While the current version of the finger wrap tracks a handful of key biomarkers, Ding is quick to point out that the technology is highly adaptable. “The biomarkers we select are flexible. Based on our sensor technology, we can develop different configurations to match specific healthcare needs,” he explains.

This flexibility allows the device to be customized for different health conditions, meaning it could be adapted to track other biomarkers as needed.

For example, the device could eventually be tailored to monitor other disease-specific biomarkers besides glucose and vitamin C. He explained that they have already tested the device for levodopa, a drug used in Parkinson’s disease treatment, and foresee expanding to other areas of medicine.

“We want to make this a personalized health monitoring system, adaptable to various conditions and user needs,” Ding added.

The future of autonomous health monitoring?

One of the most exciting aspects of Ding’s research is the potential for autonomous health monitoring. In the future, devices like the electronic finger wrap could track biomarkers and administer treatments based on collected data.

“We envision integrating sensors with treatment systems,” Ding says, pointing to a future where wearables could detect rising glucose levels in diabetics and automatically deliver insulin.

This closed-loop system, which monitors health markers and responds with real-time interventions, could revolutionize managing chronic conditions. “The goal is to have a device that not only monitors but also acts—such as dosing insulin for diabetics—creating a seamless healthcare experience,” says Ding.

He notes that this vision extends beyond diabetes to other conditions, where continuous monitoring and immediate treatment could significantly improve patient outcomes.

More work needed

While this technology’s potential is vast, there are still challenges to overcome before it becomes widely available. One major hurdle is ensuring the long-term stability of biofuel cells and sensors.

“For mass production, we need to standardize sensor sensitivities and ensure stability across different users and conditions,” Ding explains. Another challenge is improving the efficiency of the biofuel cells to extend their lifespan.
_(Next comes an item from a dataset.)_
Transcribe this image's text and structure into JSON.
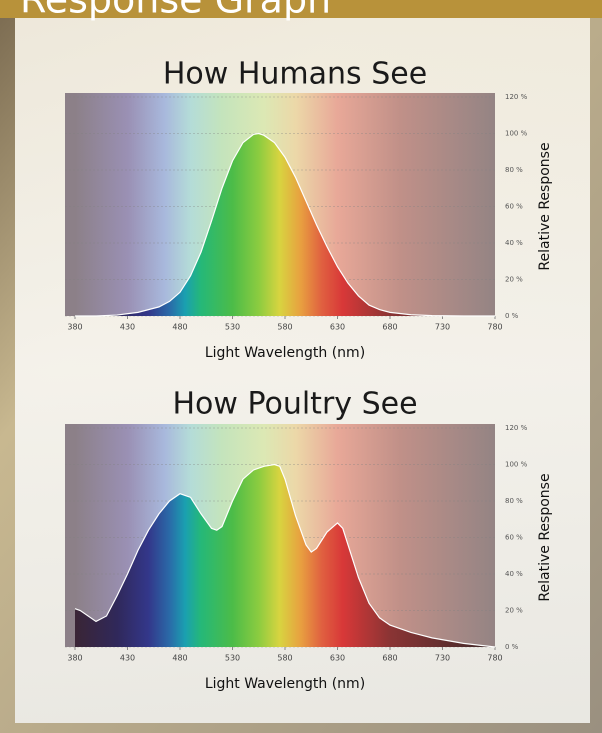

Currently, they can work for one to two weeks before efficiency declines. Despite these challenges, Ding is optimistic about the future of this technology.

His team is improving sensor accuracy, extending the device’s lifespan, and exploring additional applications beyond health monitoring, including sports and fitness.

This new electronic finger wrap represents a significant advance in wearable health technology. His team has created a non-invasive, customizable, and continuous health monitoring solution by harnessing sweat’s power to monitor and power the device.

With the potential for future developments like autonomous treatment administration, this device could revolutionize healthcare, making it more accessible and personalized.

“We’re just beginning to see what’s possible with this wearable microgrid technology,” Ding told us.